The torching of the 40 kg of drugs at Hun Sen Park was to send a message that Cambodia
is serious about cracking down on drugs, said Khieu Sopheak, spokesman for the Ministry
of Interior (MoI).
Deputy and acting Prime Minister Sar Kheng used the ceremony to plead for more financial
assistance to combat narcotics trafficking. He said Cambodia had been "excluded
from most international assistance".
The country's anti-drug activity relies heavily on financial support from the international
community for law enforcement training. Sopheak declined to provide figures on the
amount of foreign assistance, but said that Cambodia's rising profile as a key trafficking
route demands extra support.
"If we don't get help, we can [still] fight drugs ourselves," he said.
"But it is a global problem and Cambodia benefits from very little assistance
from the global community."
Graham Shaw, program officer of the United Nations Office on Drugs and Crime (UNOCD)
said the police involved with drug operations lacked education, training skills and
had inferior equipment.
"You could consider them handicapped," he said.

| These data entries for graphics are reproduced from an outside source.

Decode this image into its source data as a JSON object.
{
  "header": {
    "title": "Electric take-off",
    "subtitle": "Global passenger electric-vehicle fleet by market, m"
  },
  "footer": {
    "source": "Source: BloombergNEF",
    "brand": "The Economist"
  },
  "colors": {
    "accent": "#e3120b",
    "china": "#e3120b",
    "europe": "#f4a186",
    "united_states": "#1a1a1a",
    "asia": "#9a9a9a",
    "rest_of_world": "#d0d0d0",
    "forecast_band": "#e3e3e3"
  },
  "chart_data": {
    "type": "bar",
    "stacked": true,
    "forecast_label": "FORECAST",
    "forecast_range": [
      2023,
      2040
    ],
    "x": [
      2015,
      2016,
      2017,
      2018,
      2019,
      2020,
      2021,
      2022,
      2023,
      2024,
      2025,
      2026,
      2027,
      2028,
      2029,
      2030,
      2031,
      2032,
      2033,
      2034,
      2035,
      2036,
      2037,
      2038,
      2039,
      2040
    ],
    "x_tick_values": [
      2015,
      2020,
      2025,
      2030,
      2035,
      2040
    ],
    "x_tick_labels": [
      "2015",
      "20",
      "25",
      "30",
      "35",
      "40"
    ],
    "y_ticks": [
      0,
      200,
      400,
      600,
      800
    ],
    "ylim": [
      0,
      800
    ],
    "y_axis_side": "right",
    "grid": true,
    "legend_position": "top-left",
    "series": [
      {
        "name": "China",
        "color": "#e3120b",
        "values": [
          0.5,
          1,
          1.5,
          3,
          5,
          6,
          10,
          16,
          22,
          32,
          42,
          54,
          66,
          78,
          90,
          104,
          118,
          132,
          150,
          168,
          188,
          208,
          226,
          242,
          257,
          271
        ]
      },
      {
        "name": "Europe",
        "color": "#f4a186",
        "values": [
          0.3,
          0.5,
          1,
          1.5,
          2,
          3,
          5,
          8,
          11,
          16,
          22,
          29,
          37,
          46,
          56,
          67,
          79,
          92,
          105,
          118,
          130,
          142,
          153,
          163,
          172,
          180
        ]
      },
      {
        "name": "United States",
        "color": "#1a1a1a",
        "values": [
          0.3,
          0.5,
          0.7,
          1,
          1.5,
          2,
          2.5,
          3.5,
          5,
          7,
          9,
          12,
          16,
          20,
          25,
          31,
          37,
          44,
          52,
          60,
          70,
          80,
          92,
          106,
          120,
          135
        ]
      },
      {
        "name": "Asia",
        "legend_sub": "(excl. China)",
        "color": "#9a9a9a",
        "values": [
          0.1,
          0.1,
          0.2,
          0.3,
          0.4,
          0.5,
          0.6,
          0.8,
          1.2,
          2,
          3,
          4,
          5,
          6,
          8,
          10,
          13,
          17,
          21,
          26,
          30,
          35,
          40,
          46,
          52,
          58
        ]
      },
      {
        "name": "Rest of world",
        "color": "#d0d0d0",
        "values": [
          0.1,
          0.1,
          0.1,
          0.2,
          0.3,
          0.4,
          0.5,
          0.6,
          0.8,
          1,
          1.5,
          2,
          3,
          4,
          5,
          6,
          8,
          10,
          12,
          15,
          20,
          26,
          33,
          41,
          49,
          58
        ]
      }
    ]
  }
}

But despite the rhetoric, the most recent crackdown is not the biggest, said an international
police expert.
Christian Guth, a law enforcement advisor to the Ministry of Interior (MoI), participated
in a 1996 seizure netting 71 kg of high-quality heroin on a boat in Sre Ambel on
the coastline. He said it was "the first really important and the largest drug
bust" in Cambodia.
Guth worked as an advisor with the anti-drug office of the Cambodian police from
1995 to 1996, along with Heng Peo who was in charge of the anti-drugs operations
funded primarily by the French government.
Shaw of UNOCD was unsure why the recent crackdown was being hyped as the country's
biggest.
"Perhaps it was for publicity, to appeal to the international community for
support or maybe it was to send a message to various people, like Hok Lundy to show
they could handle it or send a message to people in the drug business," he said.

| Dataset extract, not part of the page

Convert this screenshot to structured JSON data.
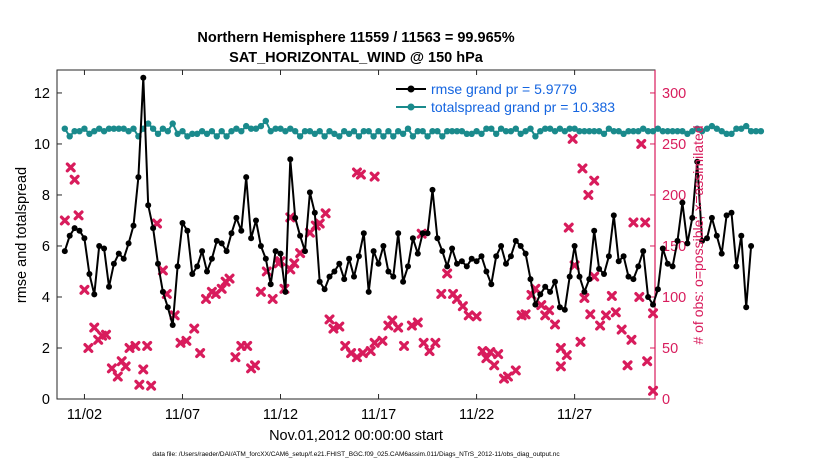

The October 1 bust, which yielded the drugs burned at the ceremony, uncovered 106
blocks of heroin inside a house in Tuol Kork district along with amphetamines, pill-making
machines and firearms.
Sopheak said the rising tide of drugs flowing through Cambodia had to be stopped.
"We will not allow these traffickers to turn Cambodia into a big concern for
drug trafficking," Sopheak said.
But Guth said Cambodia has long been recognized as a major trafficking route.
"In 1996, Cambodia was definitely identified as a [major] drugs transit country,"
said Guth. The 71 kg heroin seizure he assisted with had been smuggled from Thailand
through Sihanoukville on its way to Australia.
Since then, it appears the drug trade has only expanded.
In the last nine months, 136 cases of drug trafficking have been intercepted, according
to the Ministry of Interior. Since April 1, there have been six major drug busts,
three of them at Phnom Penh airport. The April case included the collaboration of
Australian authorities to trace 24 kg of heroin that had arrived in Sydney from Cambodia.
Altogether, the six busts netted about 76 kg of heroin.
The most recent seizure implicated Lim Samnang, a captain in the intelligence unit
of the Ministry of Defense, who hid 40 kg of heroin in his Tuol Kork house. Seven
of his cohorts were sentenced for drug smuggling on September 8. Some are alleged
to have connections with Chinese triads.